Avec mon mec un truc qu'on adore faire le week-end, c'est se promener chez Truffaut. Et apparemment, on est pas le seul couple de gays qui a mis cette activité passionnante au programme des dimanches. Mais toujours est-il qu'on trouve toujours quelque chose à acheter là-bas.
Que ce soit pour Coupine, ma chienne, pour les poissons, dont je vous parlerais bientôt, ou pour les dizaines de plantes qui peuplent ma cour, on a toujours un truc à glâner là-bas. Ce qui nous donne du coup une raison d'y retourner.

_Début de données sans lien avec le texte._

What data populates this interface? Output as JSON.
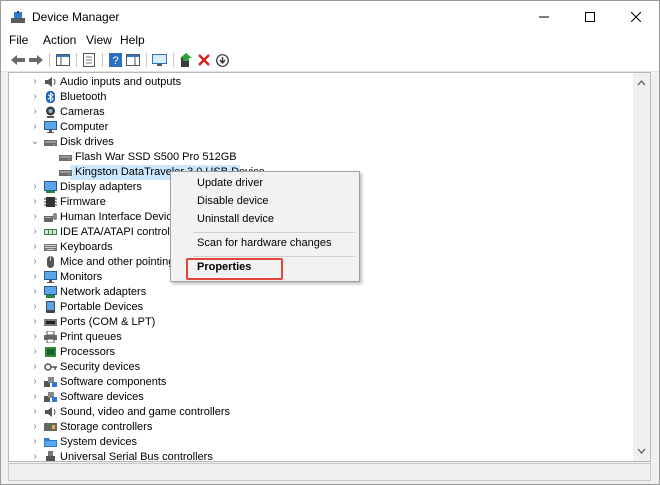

Bref, il y a quelques semaines, au détour d'un rayon, alors qu'on se demandait ce que l'on allait bien pouvoir acheter cette fois, nous nous décidons pour un truc radical pour chasser les pucerons, parce que de mon rosier ils sont passés sur le jasmin, les fraisiers, le framboisier, et ça commence à bien faire. Rien n'y fait.
Un anti-tout pulvérisé qui ne fait que rendre les feuilles blanchâtres, un autre produit, anti-pucerons extrème, qui pue très très fort. Le résultat semble correct, mais quelques semaines plus tard, elles reviennent. Terminé les remèdes de gonzesse, je veux trouver un truc qui les chasse une fois pour toutes.
Et là, tandis que je suis en train d'étudier avec attention les étiquettes de tous ces produits de mort, tentant de trouver celui avec le moins de trucs nocifs pour mes pauvres plantes, j'entends le vendeur répliquer à un client qui s'intéressait aux mêmes produits que moi : "Si vous avez quelques jours, revenez jeudi, je vais recevoir des larves de coccinelles, il n'y a rien de mieux..."
Je m'enfuie du coup à la recherche de mon mec qui regardait avec envie un pied de courgettes, lui révélant sur le ton du secret : "Il faut revenir ici jeudi chercher des larves de coccinelles, et non nous n'avons pas la place pour un pied de courgettes !!"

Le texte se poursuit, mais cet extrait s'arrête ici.